Some artists we only have an excuse to discuss once a year, in the wake of their making an annual appearance, like Punxsutawney Phil, in an artpack… then retreating back into obscurity. Others have a stable of projects they grind away on over the year, churning out projects and milestones on a regular basis like miniature computer art factories.
So, here we have VileR, who has featured in these pages before. Being a connoisseur of vintage technology, he recognized that a very significant milestone was coming up on the calendar – the 35th anniversary of the launch of the IBM PC, the contender that elevated home computing beyond the hobbyist miasma of the late ‘70s when the market was caught in three-way gridlock between the Commodore PET, the Apple II, and Tandy’s TRS-80.
Something important was folded in to the release of the IBC PC. In PC-DOS, one of its three options of included operating systems (supposing you eschewed CPM-86 or UCSD D-PASCAL), it included a BASIC language interpreter with some sample programs.
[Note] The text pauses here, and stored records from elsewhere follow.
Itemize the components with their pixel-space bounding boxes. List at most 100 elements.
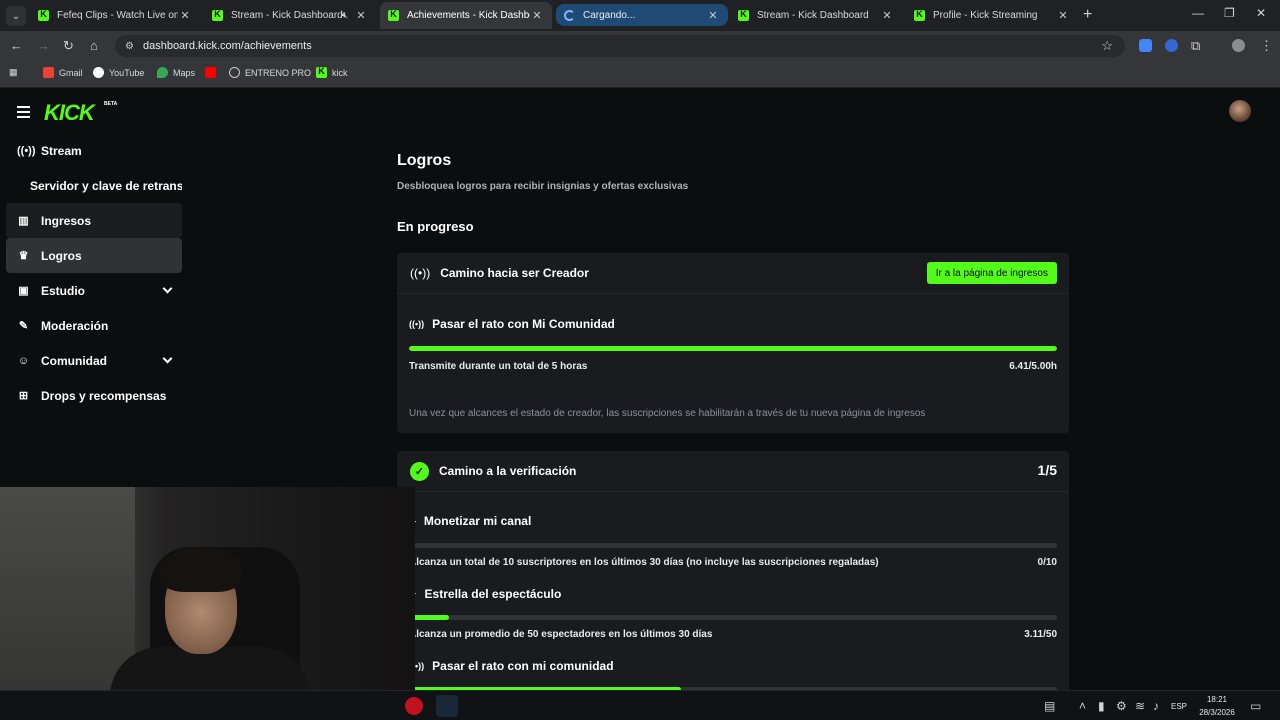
chevron-down-icon[interactable] bbox=[162, 353, 173, 364]
sidebar-item-estudio[interactable]: ▣ Estudio bbox=[6, 273, 182, 308]
chevron-down-icon[interactable] bbox=[162, 283, 173, 294]
bookmark-entreno-pro[interactable]: ENTRENO PRO bbox=[229, 67, 311, 78]
bookmark-youtube[interactable]: YouTube bbox=[93, 67, 144, 78]
tab-search-button[interactable]: ⌄ bbox=[6, 6, 26, 26]
creator-note: Una vez que alcances el estado de creado… bbox=[409, 408, 926, 419]
bookmark-gmail[interactable]: Gmail bbox=[43, 67, 83, 78]
tray-overflow-icon[interactable]: ˄ bbox=[1079, 699, 1086, 713]
sidebar-item-label: Comunidad bbox=[41, 353, 107, 368]
bookmark-star-icon[interactable]: ☆ bbox=[1101, 38, 1113, 54]
profile-avatar-icon[interactable] bbox=[1232, 39, 1245, 52]
task-progress-value: 0/10 bbox=[1037, 557, 1057, 568]
close-tab-icon[interactable]: ✕ bbox=[354, 9, 368, 22]
steam-tray-icon[interactable]: ⚙ bbox=[1116, 699, 1127, 713]
site-info-icon[interactable]: ⚙ bbox=[125, 41, 134, 52]
bookmark-maps[interactable]: Maps bbox=[157, 67, 195, 78]
achievement-task[interactable]: ▶ Monetizar mi canal Alcanza un total de… bbox=[397, 492, 1069, 568]
task-title-text: Monetizar mi canal bbox=[423, 514, 532, 528]
maps-icon bbox=[157, 67, 168, 78]
close-tab-icon[interactable]: ✕ bbox=[178, 9, 192, 22]
volume-icon[interactable]: ♪ bbox=[1153, 699, 1159, 713]
reload-icon[interactable]: ↻ bbox=[63, 38, 74, 54]
sidebar-item-moderacion[interactable]: ✎ Moderación bbox=[6, 308, 182, 343]
clock-date[interactable]: 28/3/2026 bbox=[1194, 708, 1240, 717]
trophy-icon: ♛ bbox=[18, 250, 29, 262]
minimize-icon[interactable]: — bbox=[1192, 6, 1204, 20]
taskbar-app-red-icon[interactable] bbox=[405, 697, 423, 715]
close-tab-icon[interactable]: ✕ bbox=[1056, 9, 1070, 22]
tab-title: Achievements - Kick Dashboard bbox=[407, 10, 530, 21]
bookmark-youtube-red[interactable] bbox=[205, 67, 221, 78]
user-avatar[interactable] bbox=[1229, 100, 1251, 122]
browser-tab-1[interactable]: Fefeq Clips - Watch Live on Kick ✕ bbox=[30, 2, 200, 29]
beta-badge: BETA bbox=[104, 101, 118, 107]
task-progress-value: 6.41/5.00h bbox=[1009, 361, 1057, 372]
sidebar-item-ingresos[interactable]: ▥ Ingresos bbox=[6, 203, 182, 238]
progress-bar bbox=[409, 346, 1057, 351]
card-header: ✓ Camino a la verificación 1/5 bbox=[397, 451, 1069, 492]
home-icon[interactable]: ⌂ bbox=[90, 38, 98, 53]
close-tab-icon[interactable]: ✕ bbox=[706, 9, 720, 22]
extensions-puzzle-icon[interactable]: ⧉ bbox=[1191, 38, 1200, 54]
kick-favicon-icon bbox=[738, 9, 749, 21]
bookmark-label: YouTube bbox=[109, 67, 145, 78]
broadcast-icon: ((•)) bbox=[410, 266, 431, 280]
extension-translate-icon[interactable] bbox=[1139, 39, 1152, 52]
task-title: ✦ Estrella del espectáculo bbox=[409, 587, 1057, 601]
task-footer: Transmite durante un total de 5 horas 6.… bbox=[409, 361, 1057, 372]
task-description: Alcanza un total de 10 suscriptores en l… bbox=[409, 557, 879, 568]
sidebar-item-stream-key[interactable]: Servidor y clave de retransmisión bbox=[6, 168, 182, 203]
browser-tab-4[interactable]: Cargando... ✕ bbox=[556, 4, 728, 26]
language-indicator[interactable]: ESP bbox=[1168, 702, 1190, 711]
verified-check-icon: ✓ bbox=[410, 461, 429, 481]
close-window-icon[interactable]: ✕ bbox=[1256, 6, 1266, 20]
muted-speaker-icon[interactable]: 🔇︎ bbox=[342, 10, 348, 21]
clock-time[interactable]: 18:21 bbox=[1194, 695, 1240, 704]
achievement-task: ((•)) Pasar el rato con Mi Comunidad Tra… bbox=[397, 294, 1069, 372]
webcam-background-door bbox=[0, 487, 135, 690]
browser-tab-3[interactable]: Achievements - Kick Dashboard ✕ bbox=[380, 2, 552, 29]
news-widget-icon[interactable]: ▤ bbox=[1044, 699, 1055, 713]
windows-taskbar: ▤ ˄ ▮ ⚙ ≋ ♪ ESP 18:21 28/3/2026 ▭ bbox=[0, 690, 1280, 720]
close-tab-icon[interactable]: ✕ bbox=[880, 9, 894, 22]
progress-bar bbox=[409, 615, 1057, 620]
notifications-icon[interactable]: ▭ bbox=[1250, 699, 1261, 713]
bookmark-kick[interactable]: kick bbox=[316, 66, 348, 78]
address-bar[interactable]: ⚙ dashboard.kick.com/achievements ☆ bbox=[115, 35, 1125, 57]
network-icon[interactable]: ≋ bbox=[1135, 699, 1145, 713]
verification-path-card: ✓ Camino a la verificación 1/5 ▶ Monetiz… bbox=[397, 451, 1069, 701]
browser-tab-2[interactable]: Stream - Kick Dashboard 🔇︎ ✕ bbox=[204, 2, 376, 29]
usb-icon[interactable]: ▮ bbox=[1098, 699, 1105, 713]
page-title: Logros bbox=[397, 152, 452, 169]
bookmark-label: Gmail bbox=[59, 67, 83, 78]
browser-tab-6[interactable]: Profile - Kick Streaming ✕ bbox=[906, 2, 1078, 29]
steam-taskbar-icon[interactable] bbox=[436, 695, 458, 717]
hamburger-menu-icon[interactable] bbox=[17, 106, 30, 121]
broadcast-icon: ((•)) bbox=[17, 144, 36, 157]
sidebar-item-logros[interactable]: ♛ Logros bbox=[6, 238, 182, 273]
sidebar-item-comunidad[interactable]: ☺ Comunidad bbox=[6, 343, 182, 378]
kick-favicon-icon bbox=[38, 9, 49, 21]
achievement-task[interactable]: ((•)) Pasar el rato con mi comunidad bbox=[397, 640, 1069, 692]
task-title-text: Estrella del espectáculo bbox=[424, 587, 562, 601]
sidebar-item-drops[interactable]: ⊞ Drops y recompensas bbox=[6, 378, 182, 413]
globe-icon bbox=[229, 67, 240, 78]
achievement-task[interactable]: ✦ Estrella del espectáculo Alcanza un pr… bbox=[397, 568, 1069, 640]
forward-arrow-icon[interactable]: → bbox=[37, 38, 50, 53]
browser-menu-icon[interactable]: ⋮ bbox=[1260, 38, 1273, 54]
extension-blue-circle-icon[interactable] bbox=[1165, 39, 1178, 52]
restore-window-icon[interactable]: ❐ bbox=[1224, 6, 1235, 20]
sidebar-item-stream[interactable]: ((•)) Stream bbox=[6, 133, 182, 168]
apps-grid-icon[interactable]: ▦ bbox=[9, 67, 18, 78]
go-to-revenue-button[interactable]: Ir a la página de ingresos bbox=[926, 262, 1057, 284]
youtube-icon bbox=[93, 67, 104, 78]
browser-tab-5[interactable]: Stream - Kick Dashboard ✕ bbox=[730, 2, 902, 29]
youtube-red-icon bbox=[205, 67, 216, 78]
back-arrow-icon[interactable]: ← bbox=[10, 38, 23, 53]
new-tab-icon[interactable]: + bbox=[1083, 6, 1092, 24]
progress-fill bbox=[409, 615, 450, 620]
kick-logo[interactable]: KICK bbox=[44, 100, 95, 126]
close-tab-icon[interactable]: ✕ bbox=[530, 9, 544, 22]
sidebar-item-label: Servidor y clave de retransmisión bbox=[30, 178, 182, 193]
sidebar-item-label: Estudio bbox=[41, 283, 85, 298]
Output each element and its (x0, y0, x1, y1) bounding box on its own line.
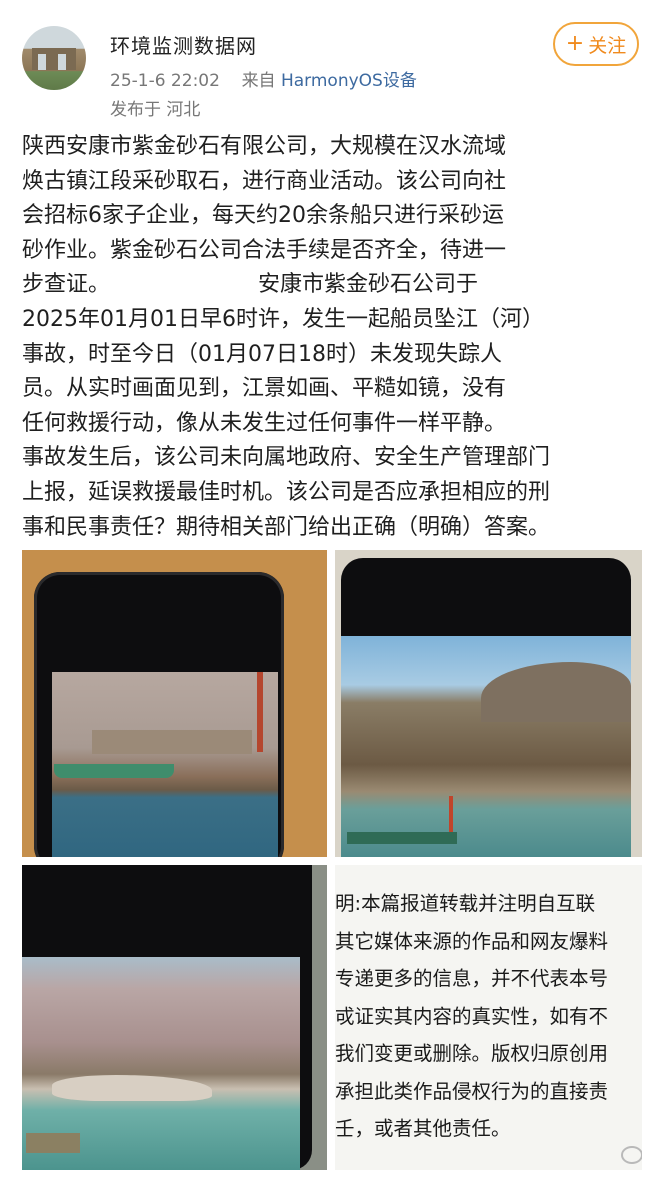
post-line: 2025年01月01日早6时许，发生一起船员坠江（河） (22, 306, 544, 332)
disclaimer-text: 明:本篇报道转载并注明自互联 其它媒体来源的作品和网友爆料 专递更多的信息，并不… (335, 885, 642, 1148)
post-line: 陕西安康市紫金砂石有限公司，大规模在汉水流域 (22, 134, 507, 159)
image-thumbnail-4[interactable]: 明:本篇报道转载并注明自互联 其它媒体来源的作品和网友爆料 专递更多的信息，并不… (335, 865, 642, 1170)
river-sand-mining-photo (52, 672, 278, 857)
post-line-combined: 步查证。 安康市紫金砂石公司于 (22, 268, 642, 303)
post-line: 事故发生后，该公司未向属地政府、安全生产管理部门 (22, 445, 551, 471)
post-meta: 25-1-6 22:02 来自 HarmonyOS设备 (110, 66, 417, 91)
post-location: 发布于 河北 (110, 100, 201, 120)
riverbank-photo (22, 957, 300, 1170)
post-line: 焕古镇江段采砂取石，进行商业活动。该公司向社 (22, 168, 507, 194)
post-line: 事故，时至今日（01月07日18时）未发现失踪人 (22, 341, 502, 367)
disclaimer-line: 我们变更或删除。版权归原创用 (335, 1042, 609, 1065)
post-line: 会招标6家子企业，每天约20余条船只进行采砂运 (22, 203, 504, 229)
post-line: 砂作业。紫金砂石公司合法手续是否齐全，待进一 (22, 237, 507, 263)
post-header: 环境监测数据网 25-1-6 22:02 来自 HarmonyOS设备 发布于 … (0, 0, 662, 130)
post-line: 上报，延误救援最佳时机。该公司是否应承担相应的刑 (22, 479, 551, 505)
disclaimer-line: 承担此类作品侵权行为的直接责 (335, 1079, 609, 1103)
phone-photo (34, 572, 284, 857)
source-device-link[interactable]: HarmonyOS设备 (281, 71, 417, 91)
raft (26, 1133, 80, 1153)
avatar-image (32, 48, 76, 70)
post-timestamp: 25-1-6 22:02 (110, 71, 220, 91)
disclaimer-line: 明:本篇报道转载并注明自互联 (335, 892, 596, 915)
plus-icon: + (565, 31, 585, 56)
disclaimer-line: 壬，或者其他责任。 (335, 1117, 511, 1140)
watermark-icon (621, 1146, 642, 1164)
post-line: 任何救援行动，像从未发生过任何事件一样平静。 (22, 410, 507, 436)
image-thumbnail-3[interactable] (22, 865, 327, 1170)
post-line: 安康市紫金砂石公司于 (258, 272, 479, 298)
follow-button[interactable]: + 关注 (553, 22, 639, 66)
follow-label: 关注 (588, 34, 627, 57)
image-thumbnail-2[interactable] (335, 550, 642, 857)
post-body: 陕西安康市紫金砂石有限公司，大规模在汉水流域 焕古镇江段采砂取石，进行商业活动。… (22, 130, 642, 545)
image-grid: 明:本篇报道转载并注明自互联 其它媒体来源的作品和网友爆料 专递更多的信息，并不… (22, 550, 642, 1170)
boat (54, 764, 174, 778)
author-name[interactable]: 环境监测数据网 (110, 30, 257, 59)
phone-photo (341, 558, 631, 857)
dock-structure (92, 730, 252, 754)
mountain (481, 662, 631, 722)
crane (257, 672, 263, 752)
source-prefix: 来自 (241, 71, 276, 91)
barge (347, 832, 457, 844)
rock (52, 1075, 212, 1101)
post-line: 步查证。 (22, 272, 111, 298)
disclaimer-line: 专递更多的信息，并不代表本号 (335, 967, 609, 990)
disclaimer-line: 其它媒体来源的作品和网友爆料 (335, 929, 609, 953)
phone-photo (22, 865, 312, 1170)
post-line: 事和民事责任？期待相关部门给出正确（明确）答案。 (22, 514, 551, 540)
image-thumbnail-1[interactable] (22, 550, 327, 857)
post-line: 员。从实时画面见到，江景如画、平糙如镜，没有 (22, 376, 507, 402)
river-valley-photo (341, 636, 631, 857)
mast (449, 796, 453, 832)
avatar[interactable] (22, 26, 86, 90)
disclaimer-line: 戓证实其内容的真实性，如有不 (335, 1004, 609, 1028)
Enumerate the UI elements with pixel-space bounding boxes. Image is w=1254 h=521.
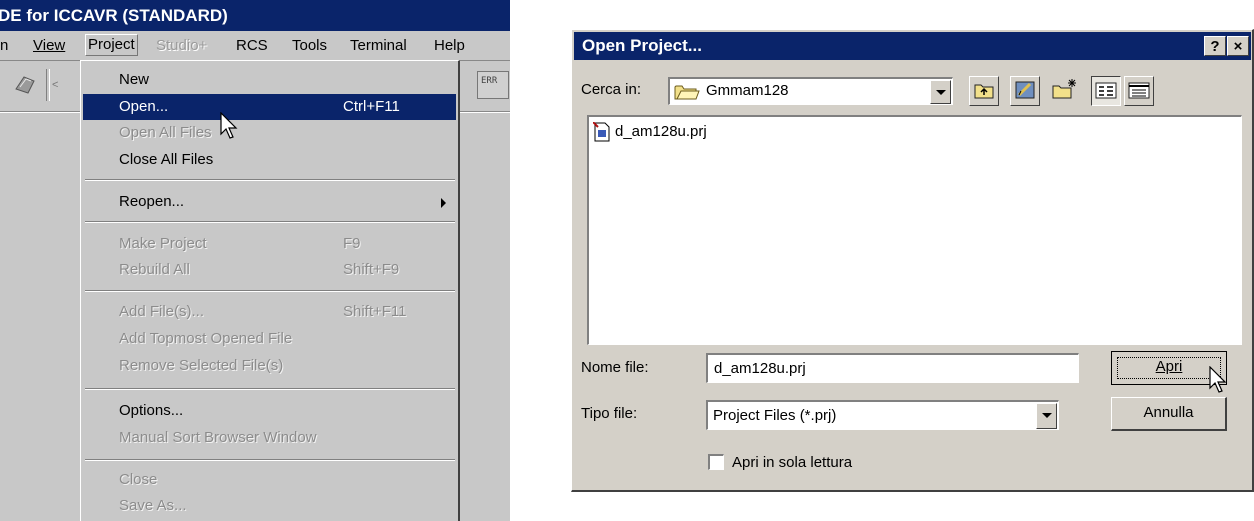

There was a company specialising in home implementations of BASIC in those days: Microsoft. One of the sample programs included was a little driving game called DONKEY.BAS, written by a nobody named William Gates III. It could be characterised as … crude but effective. It boasted functional graphics, but let’s be fair here: what it really needed were textmode graphics. (I’m not sure that its graphics aren’t simply remapped text characters, but let’s not split hairs here.)(VileR responds: “I can say that Donkey’s original graphics aren’t remapped text chars after all… but that *does* touch on another idea I had…”)
VileR saw what needed to be done to mark this occasion: clone the historic (yet largely unknown) game, in the textmode it always so richly deserved, as a PC Booter (the delivery mechanism of nearly all original PC games), re-implemented in 512 bytes. And here you have it. All in a day’s work! Hats off to VileR and his Sorry Ass!